For my thesis I have to fit some glm models with MLEs that R doesn't have, I was going ok for the models with close form but now I have to use de Gausian CDF, so i decide to fit a simple probit model. this is the code:
Data:
set.seed(123)
x <-matrix( rnorm(50,2,4),50,1)
m <- matrix(runif(50,2,4),50,1)
t <- matrix(rpois(50,0.5),50,1)
z <- (1+exp(-((x-mean(x)/sd(x)))))^-1 + runif(50)
y <- ifelse(z < 1.186228, 0, 1)
data1 <- as.data.frame(cbind(y,x,m,t))
myprobit <- function (formula, data) 
{
  mf <- model.frame(formula, data)
  y <- model.response(mf, "numeric")
  X <- model.matrix(formula, data = data)

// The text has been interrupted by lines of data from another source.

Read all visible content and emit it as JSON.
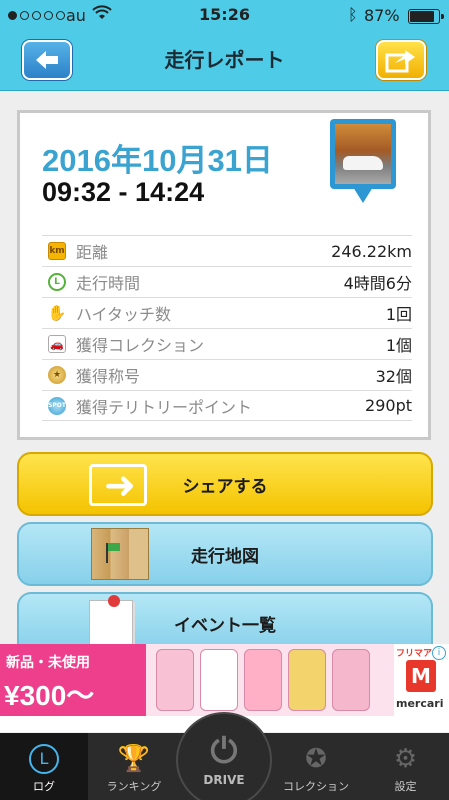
{
  "status_bar": {
    "carrier": "au",
    "time": "15:26",
    "battery": "87%",
    "battery_level": 0.87
  },
  "header": {
    "title": "走行レポート",
    "back_icon": "arrow-left-icon",
    "share_icon": "share-arrow-icon"
  },
  "report": {
    "date": "2016年10月31日",
    "time_range": "09:32 - 14:24",
    "rows": [
      {
        "icon": "km-badge-icon",
        "icon_text": "km",
        "label": "距離",
        "value": "246.22km"
      },
      {
        "icon": "clock-icon",
        "icon_text": "L",
        "label": "走行時間",
        "value": "4時間6分"
      },
      {
        "icon": "hand-icon",
        "icon_text": "✋",
        "label": "ハイタッチ数",
        "value": "1回"
      },
      {
        "icon": "collection-card-icon",
        "icon_text": "🚗",
        "label": "獲得コレクション",
        "value": "1個"
      },
      {
        "icon": "medal-icon",
        "icon_text": "★",
        "label": "獲得称号",
        "value": "32個"
      },
      {
        "icon": "spot-icon",
        "icon_text": "SPOT",
        "label": "獲得テリトリーポイント",
        "value": "290pt"
      }
    ]
  },
  "actions": {
    "share_label": "シェアする",
    "map_label": "走行地図",
    "events_label": "イベント一覧"
  },
  "ad": {
    "tag": "新品・未使用",
    "price": "¥300〜",
    "brand_top": "フリマア",
    "brand": "mercari",
    "info": "i"
  },
  "tabbar": {
    "log": "ログ",
    "ranking": "ランキング",
    "drive": "DRIVE",
    "collection": "コレクション",
    "settings": "設定"
  }
}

  if (any(is.na(cbind(y, X)))) 
    stop("Some data are missing.")
  loglik <- function(betas, X, y, sigma) {     #loglikelihood
    p <- length(betas)
    beta <- betas[-p]
    eta <- X %*% beta
    sigma <- 1    #because of identification, sigma must be equal to 1
    G <- pnorm(y, mean = eta,sd=sigma)
    sum( y*log(G) + (1-y)*log(1-G))
  }
  ls.reg <- lm(y ~ X - 1)#starting values using ols, indicating that this model already has a constant
  start <- coef(ls.reg)
  fit <- optim(start, loglik, X = X, y = y, control = list(fnscale = -1), method = "BFGS", hessian = TRUE) #optimizar
  if (fit$convergence > 0) {
    print(fit)
    stop("optim failed to converge!") #verify convergence
  }
  return(fit)
}
myprobit(y ~ x + m + t,data = data1)
And i get:  Error in X %*% beta : non-conformable arguments, if i change start <- coef(ls.reg) with start <- c(coef(ls.reg), 1) i get wrong stimatives comparing with:
probit <- glm(y ~ x + m + t,data = data1 , family = binomial(link = "probit"))
What am I doing wrong? Is possible to correctly fit this model using pnorm, if no, what algorithm should I use to approximate de gausian CDF. Thanks!!